Cardiovascular disease is a big problem in this country. With obesity and diabetes amongst the population at staggering highs, cardiovascular disease is more prevalent. Clogged arteries are leading to strokes and death. Plaque riddled coronary arteries are leading to thromboses and heart attacks. Controlling the diet is the major way to reduce a person’s risk for these types of health problems.

Omega-3 fatty acids are found naturally in fish, their oils, and plants sources, such as flax seed, canola, soybeans, and the oils of each. There are three types of omega-3 fatty acids: docosahexaenoic acid (DHA), eicosapentaenoic acid (EPA), and alpha linolenic acid (LNA). The first two mentioned have the most benefit on the heart and its health. The last omega-3 fatty acid is found mainly in plant sources. The first two are found in fish that are have a high fat content, but low saturated fat content. This is important. There are good fats and bad fats. Foods that contain fully saturated fats are worse than those fats are mono- or poly-unsaturated. These fish include: mackerel, salmon, trout, and tuna.

The recommended dose of omega-3 fatty acids is at least two to three days a week from natural sources such as those I’ve already named. Consuming fish and plant sources on a regular basis seems to reduce the risk of that person developing the precursors to cardiovascular disease and its related conditions. Change in diet alone is enough if you have never been diagnosed with any heart related abnormalities.

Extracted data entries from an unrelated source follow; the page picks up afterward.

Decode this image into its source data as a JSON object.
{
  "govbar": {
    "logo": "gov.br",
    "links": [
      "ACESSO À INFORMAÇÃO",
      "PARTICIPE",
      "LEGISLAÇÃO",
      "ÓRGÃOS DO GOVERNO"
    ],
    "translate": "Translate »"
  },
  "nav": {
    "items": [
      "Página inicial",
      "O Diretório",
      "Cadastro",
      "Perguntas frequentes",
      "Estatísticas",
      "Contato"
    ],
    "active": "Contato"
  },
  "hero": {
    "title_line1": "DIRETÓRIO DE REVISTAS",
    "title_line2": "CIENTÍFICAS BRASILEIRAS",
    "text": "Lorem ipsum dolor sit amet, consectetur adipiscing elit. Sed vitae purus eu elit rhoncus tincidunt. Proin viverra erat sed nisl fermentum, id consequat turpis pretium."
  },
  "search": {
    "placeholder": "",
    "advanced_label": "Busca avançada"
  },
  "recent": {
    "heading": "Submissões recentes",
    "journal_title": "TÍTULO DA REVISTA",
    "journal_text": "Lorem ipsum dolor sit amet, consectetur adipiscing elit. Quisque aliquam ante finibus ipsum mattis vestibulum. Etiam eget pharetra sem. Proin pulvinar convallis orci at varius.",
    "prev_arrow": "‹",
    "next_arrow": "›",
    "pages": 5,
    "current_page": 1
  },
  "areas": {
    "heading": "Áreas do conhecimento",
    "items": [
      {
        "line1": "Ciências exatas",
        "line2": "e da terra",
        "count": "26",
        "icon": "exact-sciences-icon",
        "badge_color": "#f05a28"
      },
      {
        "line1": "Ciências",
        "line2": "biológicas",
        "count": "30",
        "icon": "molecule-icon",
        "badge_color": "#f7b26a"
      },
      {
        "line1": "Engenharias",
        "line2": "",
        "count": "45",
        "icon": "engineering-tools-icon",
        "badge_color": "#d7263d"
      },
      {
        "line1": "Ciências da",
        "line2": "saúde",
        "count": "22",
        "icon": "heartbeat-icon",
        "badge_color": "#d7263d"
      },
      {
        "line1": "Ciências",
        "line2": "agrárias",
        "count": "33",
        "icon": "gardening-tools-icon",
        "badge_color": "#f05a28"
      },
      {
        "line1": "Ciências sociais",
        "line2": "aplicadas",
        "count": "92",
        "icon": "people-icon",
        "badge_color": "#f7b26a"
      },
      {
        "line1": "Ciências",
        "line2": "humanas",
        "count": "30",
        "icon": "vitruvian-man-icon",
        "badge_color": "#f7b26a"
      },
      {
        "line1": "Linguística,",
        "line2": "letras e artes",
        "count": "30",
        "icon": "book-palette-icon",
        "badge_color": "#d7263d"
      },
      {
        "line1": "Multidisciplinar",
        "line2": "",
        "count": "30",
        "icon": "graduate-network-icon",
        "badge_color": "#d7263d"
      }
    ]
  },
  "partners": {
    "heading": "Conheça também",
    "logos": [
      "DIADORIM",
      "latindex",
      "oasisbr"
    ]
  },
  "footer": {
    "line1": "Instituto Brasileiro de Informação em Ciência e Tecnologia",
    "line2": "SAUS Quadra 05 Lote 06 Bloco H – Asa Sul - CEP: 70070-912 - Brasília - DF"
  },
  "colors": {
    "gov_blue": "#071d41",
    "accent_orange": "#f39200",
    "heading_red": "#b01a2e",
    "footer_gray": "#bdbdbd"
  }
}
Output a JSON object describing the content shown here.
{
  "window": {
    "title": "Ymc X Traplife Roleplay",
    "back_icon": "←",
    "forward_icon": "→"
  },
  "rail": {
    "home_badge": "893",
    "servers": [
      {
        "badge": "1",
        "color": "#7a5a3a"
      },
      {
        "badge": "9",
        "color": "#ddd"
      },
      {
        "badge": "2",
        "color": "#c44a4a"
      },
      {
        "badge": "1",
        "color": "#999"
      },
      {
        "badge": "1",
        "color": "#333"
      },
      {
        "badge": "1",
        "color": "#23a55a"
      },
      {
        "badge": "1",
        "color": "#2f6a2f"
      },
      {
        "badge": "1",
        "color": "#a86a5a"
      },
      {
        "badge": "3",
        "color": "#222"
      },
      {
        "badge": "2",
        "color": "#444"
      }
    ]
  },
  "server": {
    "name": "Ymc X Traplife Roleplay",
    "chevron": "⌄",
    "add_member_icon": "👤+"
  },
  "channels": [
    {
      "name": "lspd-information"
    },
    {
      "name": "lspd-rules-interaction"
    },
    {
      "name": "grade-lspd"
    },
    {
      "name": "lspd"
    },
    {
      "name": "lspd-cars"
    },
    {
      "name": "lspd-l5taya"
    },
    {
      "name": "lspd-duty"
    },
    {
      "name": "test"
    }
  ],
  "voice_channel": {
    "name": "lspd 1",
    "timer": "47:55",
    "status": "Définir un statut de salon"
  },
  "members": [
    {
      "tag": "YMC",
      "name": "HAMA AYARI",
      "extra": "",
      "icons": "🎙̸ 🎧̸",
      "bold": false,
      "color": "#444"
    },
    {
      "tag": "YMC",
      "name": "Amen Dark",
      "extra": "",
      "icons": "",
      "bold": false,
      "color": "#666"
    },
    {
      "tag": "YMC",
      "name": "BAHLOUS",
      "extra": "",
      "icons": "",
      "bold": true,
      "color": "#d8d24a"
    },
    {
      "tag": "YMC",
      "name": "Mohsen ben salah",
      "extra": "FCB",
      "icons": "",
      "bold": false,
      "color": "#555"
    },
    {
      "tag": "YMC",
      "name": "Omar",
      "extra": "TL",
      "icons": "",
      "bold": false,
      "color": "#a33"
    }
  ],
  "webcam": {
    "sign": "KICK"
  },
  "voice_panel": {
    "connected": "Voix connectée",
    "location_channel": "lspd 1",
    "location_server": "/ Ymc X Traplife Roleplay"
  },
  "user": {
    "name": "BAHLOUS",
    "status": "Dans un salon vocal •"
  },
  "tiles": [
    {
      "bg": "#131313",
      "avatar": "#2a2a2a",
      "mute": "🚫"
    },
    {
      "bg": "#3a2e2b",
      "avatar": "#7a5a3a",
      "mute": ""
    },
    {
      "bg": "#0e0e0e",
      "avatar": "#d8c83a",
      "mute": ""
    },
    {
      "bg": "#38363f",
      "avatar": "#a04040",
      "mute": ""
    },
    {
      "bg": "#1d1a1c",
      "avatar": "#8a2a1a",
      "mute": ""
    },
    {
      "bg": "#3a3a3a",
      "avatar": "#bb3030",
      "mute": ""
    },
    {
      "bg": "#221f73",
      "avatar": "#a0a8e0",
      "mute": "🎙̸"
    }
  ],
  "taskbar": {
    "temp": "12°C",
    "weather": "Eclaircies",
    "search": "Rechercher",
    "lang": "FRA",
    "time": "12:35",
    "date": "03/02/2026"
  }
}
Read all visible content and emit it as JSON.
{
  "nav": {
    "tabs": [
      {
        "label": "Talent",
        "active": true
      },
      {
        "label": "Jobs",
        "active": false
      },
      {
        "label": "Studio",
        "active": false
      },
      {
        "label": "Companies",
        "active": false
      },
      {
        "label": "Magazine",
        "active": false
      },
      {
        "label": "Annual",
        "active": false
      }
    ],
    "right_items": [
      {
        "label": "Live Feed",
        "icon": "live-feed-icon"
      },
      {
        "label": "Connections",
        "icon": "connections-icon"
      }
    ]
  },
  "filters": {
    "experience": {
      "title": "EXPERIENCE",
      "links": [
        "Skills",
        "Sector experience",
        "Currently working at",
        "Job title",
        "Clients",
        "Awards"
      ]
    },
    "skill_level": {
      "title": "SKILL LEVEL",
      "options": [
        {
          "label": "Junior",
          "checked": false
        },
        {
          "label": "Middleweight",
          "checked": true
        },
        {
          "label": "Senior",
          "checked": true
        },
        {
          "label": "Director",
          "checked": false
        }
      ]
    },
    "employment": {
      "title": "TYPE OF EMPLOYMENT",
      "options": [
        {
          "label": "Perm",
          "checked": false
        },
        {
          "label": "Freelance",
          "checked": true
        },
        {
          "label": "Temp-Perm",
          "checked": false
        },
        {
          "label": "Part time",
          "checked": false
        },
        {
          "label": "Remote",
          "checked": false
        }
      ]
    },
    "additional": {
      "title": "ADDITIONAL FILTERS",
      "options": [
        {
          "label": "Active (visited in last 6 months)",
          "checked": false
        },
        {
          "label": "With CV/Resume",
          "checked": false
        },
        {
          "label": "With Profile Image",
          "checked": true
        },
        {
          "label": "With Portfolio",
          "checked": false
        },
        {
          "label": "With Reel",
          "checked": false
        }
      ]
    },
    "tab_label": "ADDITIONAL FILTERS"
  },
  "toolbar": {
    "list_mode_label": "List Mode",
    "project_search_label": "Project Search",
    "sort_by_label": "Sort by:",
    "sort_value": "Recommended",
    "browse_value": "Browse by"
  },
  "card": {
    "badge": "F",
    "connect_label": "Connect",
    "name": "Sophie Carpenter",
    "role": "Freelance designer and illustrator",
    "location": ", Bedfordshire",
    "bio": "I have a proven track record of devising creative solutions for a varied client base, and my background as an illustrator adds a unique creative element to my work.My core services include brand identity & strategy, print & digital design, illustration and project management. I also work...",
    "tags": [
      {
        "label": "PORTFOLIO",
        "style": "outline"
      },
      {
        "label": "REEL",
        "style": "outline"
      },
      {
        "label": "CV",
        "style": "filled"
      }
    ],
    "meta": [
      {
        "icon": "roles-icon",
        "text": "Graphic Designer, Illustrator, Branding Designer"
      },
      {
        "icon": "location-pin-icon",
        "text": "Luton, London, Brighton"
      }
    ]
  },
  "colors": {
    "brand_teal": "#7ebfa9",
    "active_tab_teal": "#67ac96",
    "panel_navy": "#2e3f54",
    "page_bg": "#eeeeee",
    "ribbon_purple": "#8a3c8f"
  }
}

For those individuals with a history of cardiovascular disease fish consumption is also recommended. Depending on how advanced their condition, supplements of DHA and EPA may be prescribed by the doctor. As with any supplements make sure that you get the doctor’s okay before taking them, because they could do more harm than good if too much is used.

What the research shows to be true is the following:
* The incidence of blood clots causing sudden heart attacks is decreased
* Blood pressure lowers
* Arterial plaque growth is retarded
* The level of triglycerides in the blood is lowered
* Decreased level of cardiac arrhythmia’s

More research still needs to be done to investigate any other properties of omega-3 fatty acids on the body. But, for now, we know that fish and fish oil keep the heart pumping fine.